Monday, January 27, 2014

A fantastical magazine cover (just for fun) and a new commission

Brewster Kahle, founder of Internet Archive and Alexa Internet, recently invited me to experiment with Bitcoin, the six-year-old digital currency that, according to Bloomberg Businessweek, “thrills nerds, inspires libertarians, and incites the passions of economists who debate the value of money made from nothing but ones and zeros.” My task is to convert one Bitcoin, now valued at nearly $1,000, into U.S. dollars and back again as many times as possible in as many different ways as possible—and write about the experience.

Before receiving the assignment, I knew very little about Bitcoin beyond the fact that it had been gaining popularity among techies in the Bay Area. Now I can see why: Unlike the failed alternative currencies that came before it, the Bitcoin system has a built-in mechanism to prevent fraud. All Bitcoin transactions are recorded in a public ledger available on the Internet and maintained by “miners”—a scrappy group of software engineers racing to solve complicated math puzzles and unlock more Bitcoins. But according to Bloomberg, no more than 25 Bitcoins can be mined every 10 minutes; Satoshi Nakamoto designed the system to ensure that the money supply would increase gradually.
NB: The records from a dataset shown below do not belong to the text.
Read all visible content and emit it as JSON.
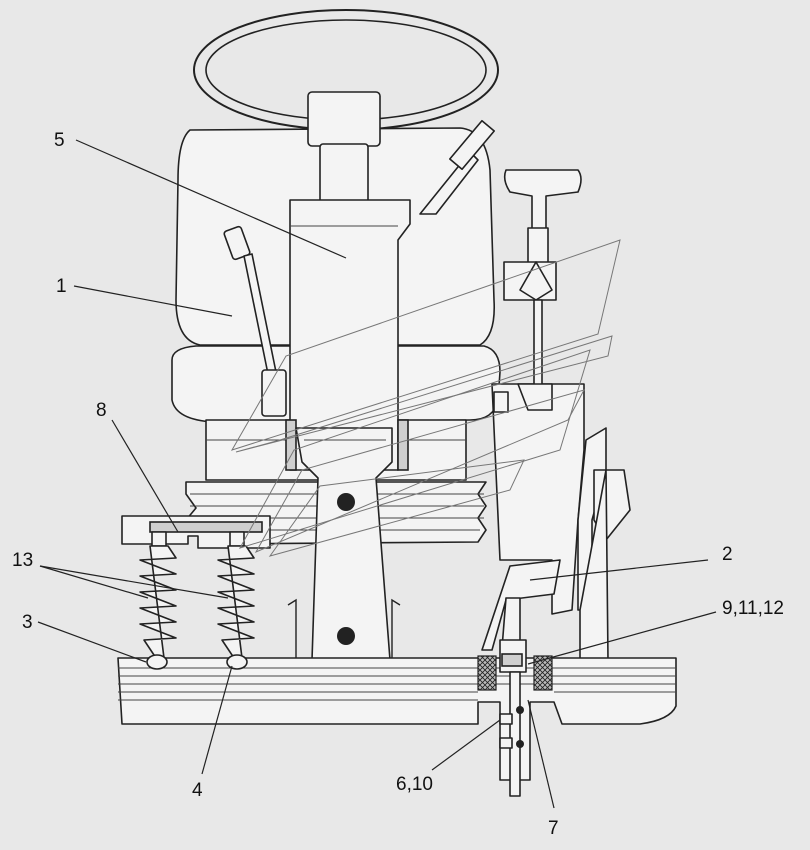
{
  "callouts": {
    "c1": "1",
    "c2": "2",
    "c3": "3",
    "c4": "4",
    "c5": "5",
    "c6_10": "6,10",
    "c7": "7",
    "c8": "8",
    "c9_11_12": "9,11,12",
    "c13": "13"
  },
  "colors": {
    "background": "#e8e8e8",
    "line": "#222222",
    "fill": "#f4f4f4"
  }
}
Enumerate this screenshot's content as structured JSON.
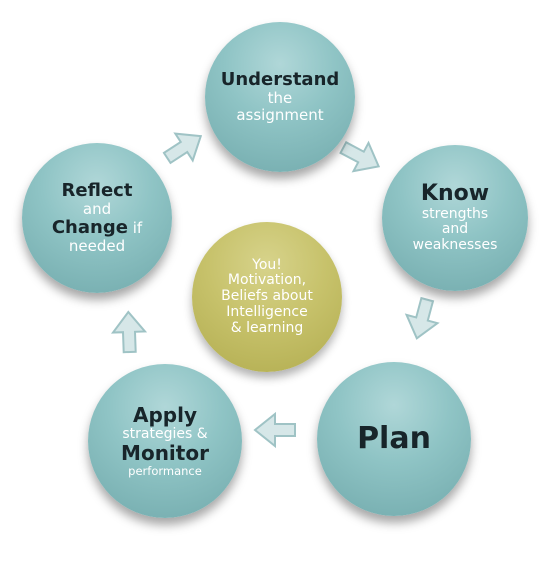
{
  "diagram": {
    "understand": {
      "line1": "Understand",
      "line2": "the",
      "line3": "assignment"
    },
    "know": {
      "line1": "Know",
      "line2": "strengths",
      "line3": "and",
      "line4": "weaknesses"
    },
    "plan": {
      "line1": "Plan"
    },
    "apply": {
      "line1": "Apply",
      "line2": "strategies &",
      "line3": "Monitor",
      "line4": "performance"
    },
    "reflect": {
      "line1": "Reflect",
      "line2": "and",
      "line3_bold": "Change",
      "line3_rest": " if",
      "line4": "needed"
    },
    "center": {
      "line1": "You!",
      "line2": "Motivation,",
      "line3": "Beliefs about",
      "line4": "Intelligence",
      "line5": "& learning"
    }
  },
  "colors": {
    "outer_circle": "#8fc4c5",
    "center_circle": "#c7c26b",
    "dark_text": "#18252a",
    "light_text": "#ffffff",
    "arrow_fill": "#d6e7e8",
    "arrow_edge": "#9fc3c5"
  }
}
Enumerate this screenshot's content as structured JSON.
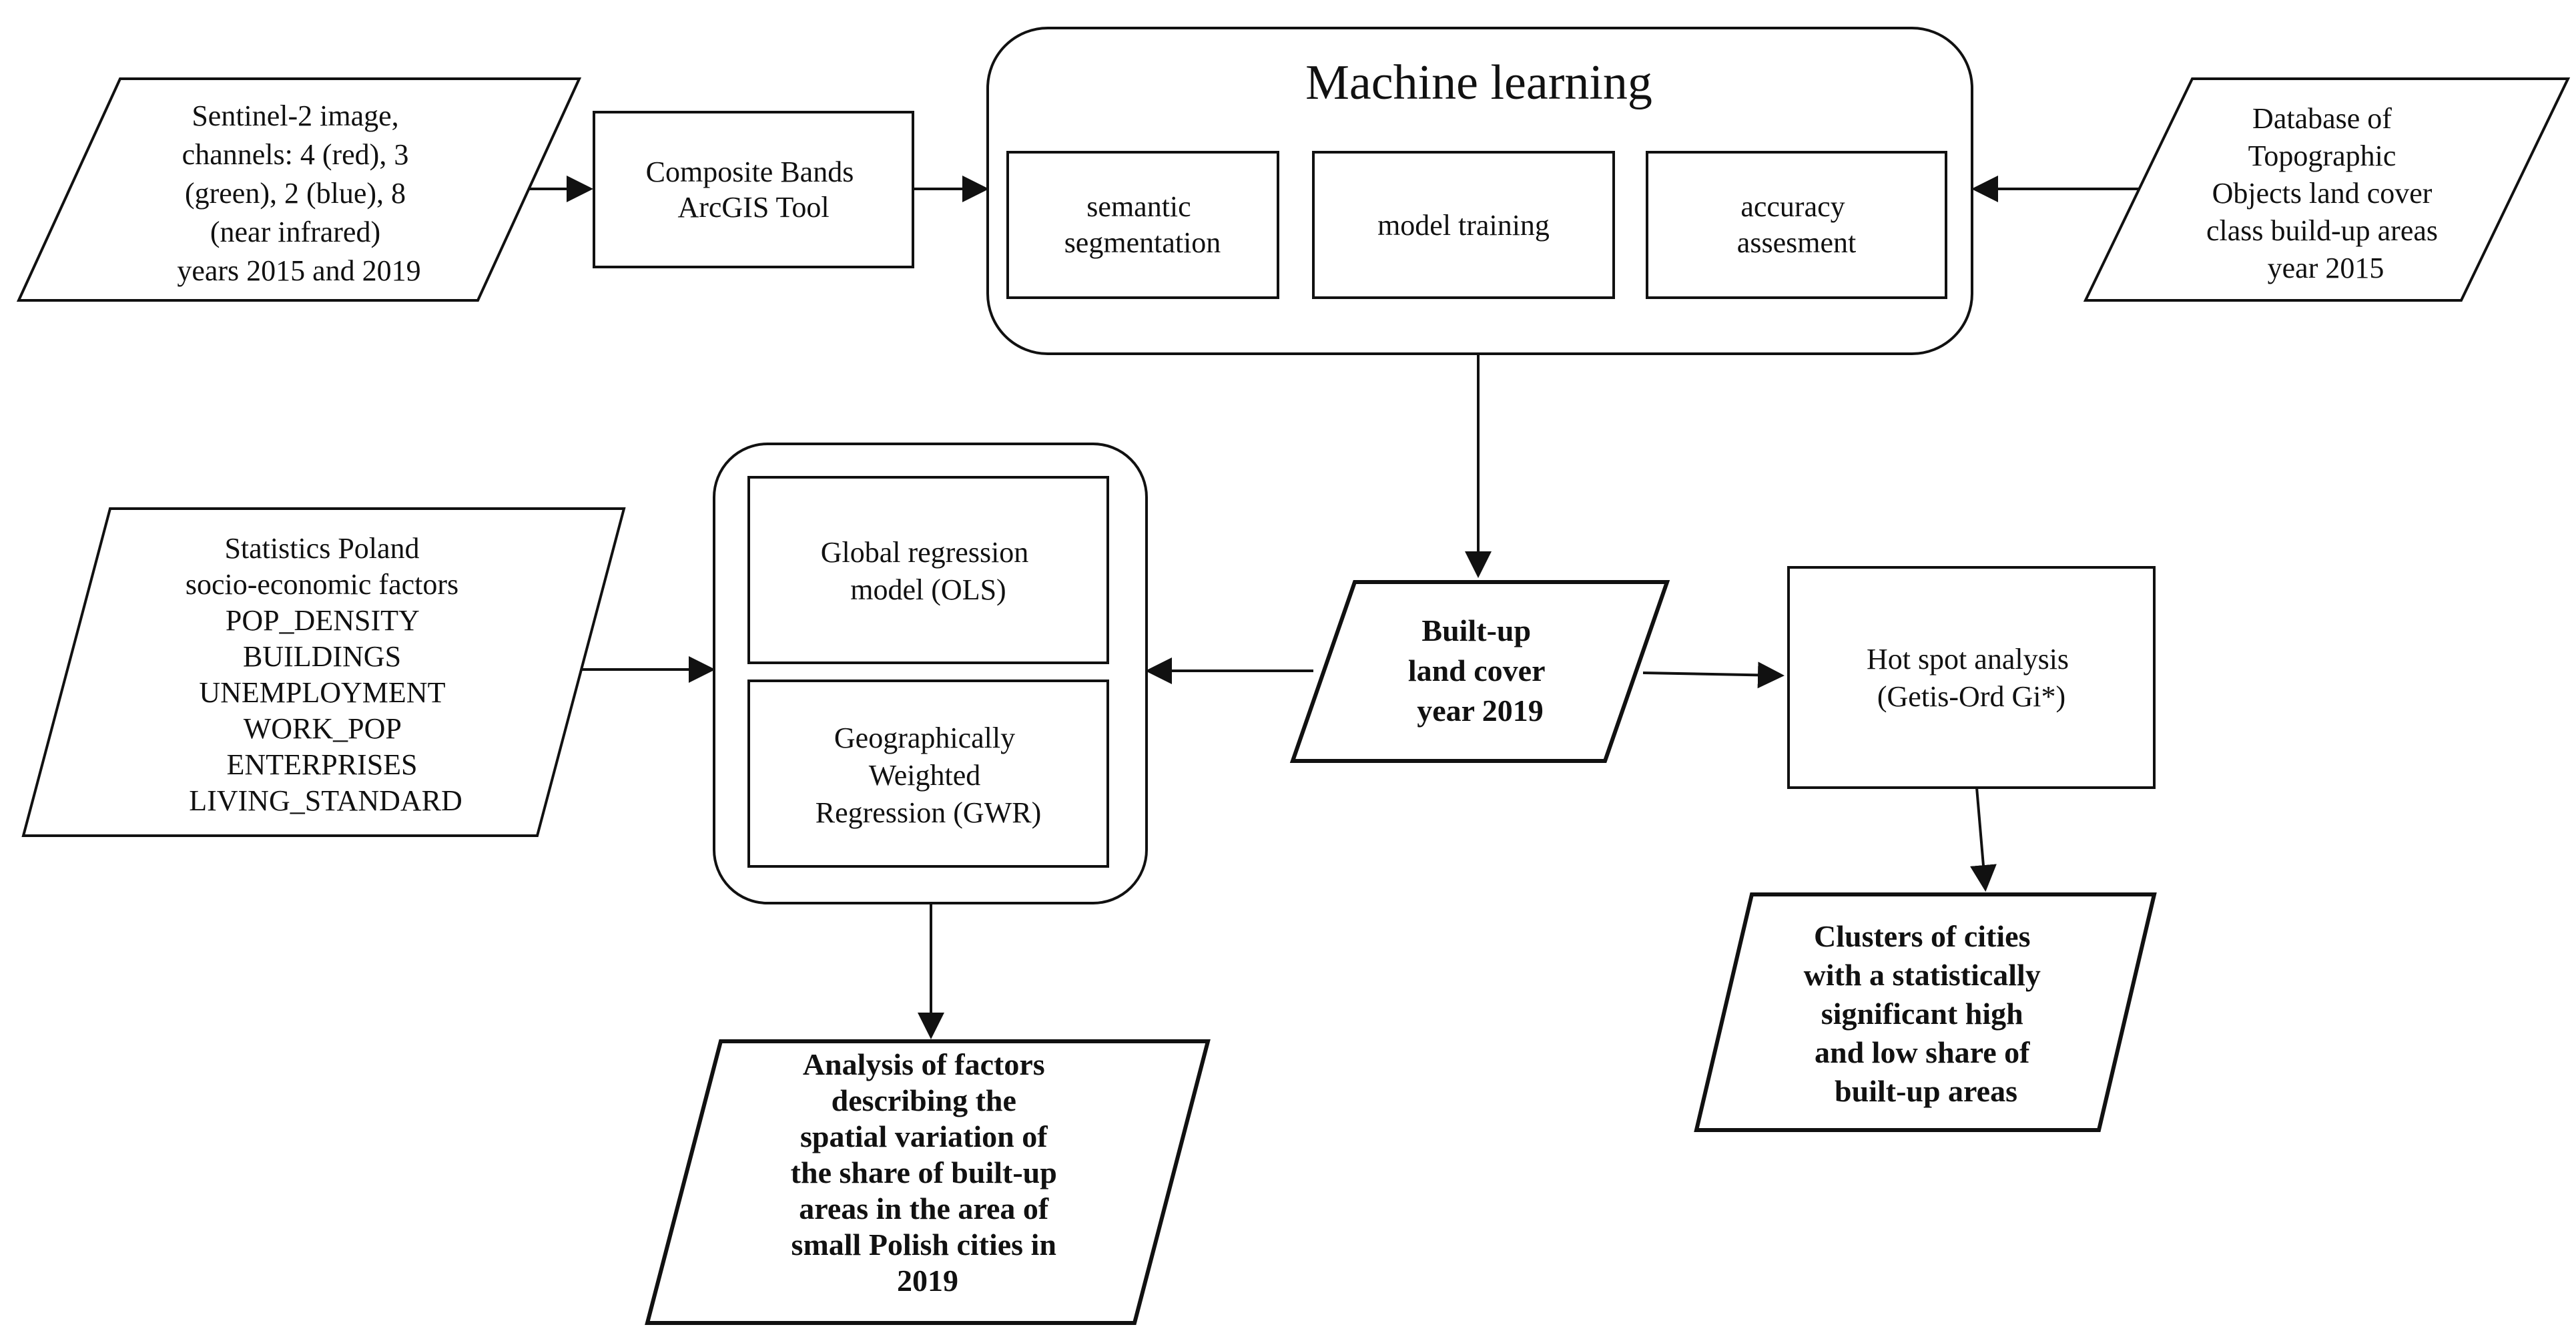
{
  "nodes": {
    "sentinel_input": {
      "lines": [
        "Sentinel-2 image,",
        "channels: 4 (red), 3",
        "(green), 2 (blue), 8",
        "(near infrared)",
        "years 2015 and 2019"
      ]
    },
    "composite_bands": {
      "lines": [
        "Composite Bands",
        "ArcGIS Tool"
      ]
    },
    "machine_learning": {
      "title": "Machine learning",
      "steps": {
        "semantic_segmentation": {
          "lines": [
            "semantic",
            "segmentation"
          ]
        },
        "model_training": {
          "lines": [
            "model training"
          ]
        },
        "accuracy_assessment": {
          "lines": [
            "accuracy",
            "assesment"
          ]
        }
      }
    },
    "topographic_database": {
      "lines": [
        "Database of",
        "Topographic",
        "Objects  land cover",
        "class build-up areas",
        "year 2015"
      ]
    },
    "statistics_poland": {
      "lines": [
        "Statistics Poland",
        "socio-economic factors",
        "POP_DENSITY",
        "BUILDINGS",
        "UNEMPLOYMENT",
        "WORK_POP",
        "ENTERPRISES",
        "LIVING_STANDARD"
      ]
    },
    "regression_models": {
      "ols": {
        "lines": [
          "Global regression",
          "model (OLS)"
        ]
      },
      "gwr": {
        "lines": [
          "Geographically",
          "Weighted",
          "Regression (GWR)"
        ]
      }
    },
    "builtup_land_cover": {
      "lines": [
        "Built-up",
        "land cover",
        "year 2019"
      ]
    },
    "hot_spot": {
      "lines": [
        "Hot spot analysis",
        "(Getis-Ord Gi*)"
      ]
    },
    "clusters_output": {
      "lines": [
        "Clusters of cities",
        "with a statistically",
        "significant high",
        "and low share of",
        "built-up areas"
      ]
    },
    "factors_output": {
      "lines": [
        "Analysis of  factors",
        "describing the",
        "spatial variation of",
        "the share of built-up",
        "areas in the area of",
        "small Polish cities in",
        "2019"
      ]
    }
  }
}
Some laud Bitcoin as a viable alternative to government-controlled money (former Stanford University lecturer Balaji Srinivasan “calls the currency ‘the missing piece of the Internet’ that will make transactions frictionless”), while others think select groups of miners already wield too much control. Even so, Bitcoin seems to embody the creative and iterative spirit of open innovation.

I’m delighted by the opportunity to experiment with Bitcoin and invite you to check back for updates on my Bitcoin transactions. For now, I'm off to the races.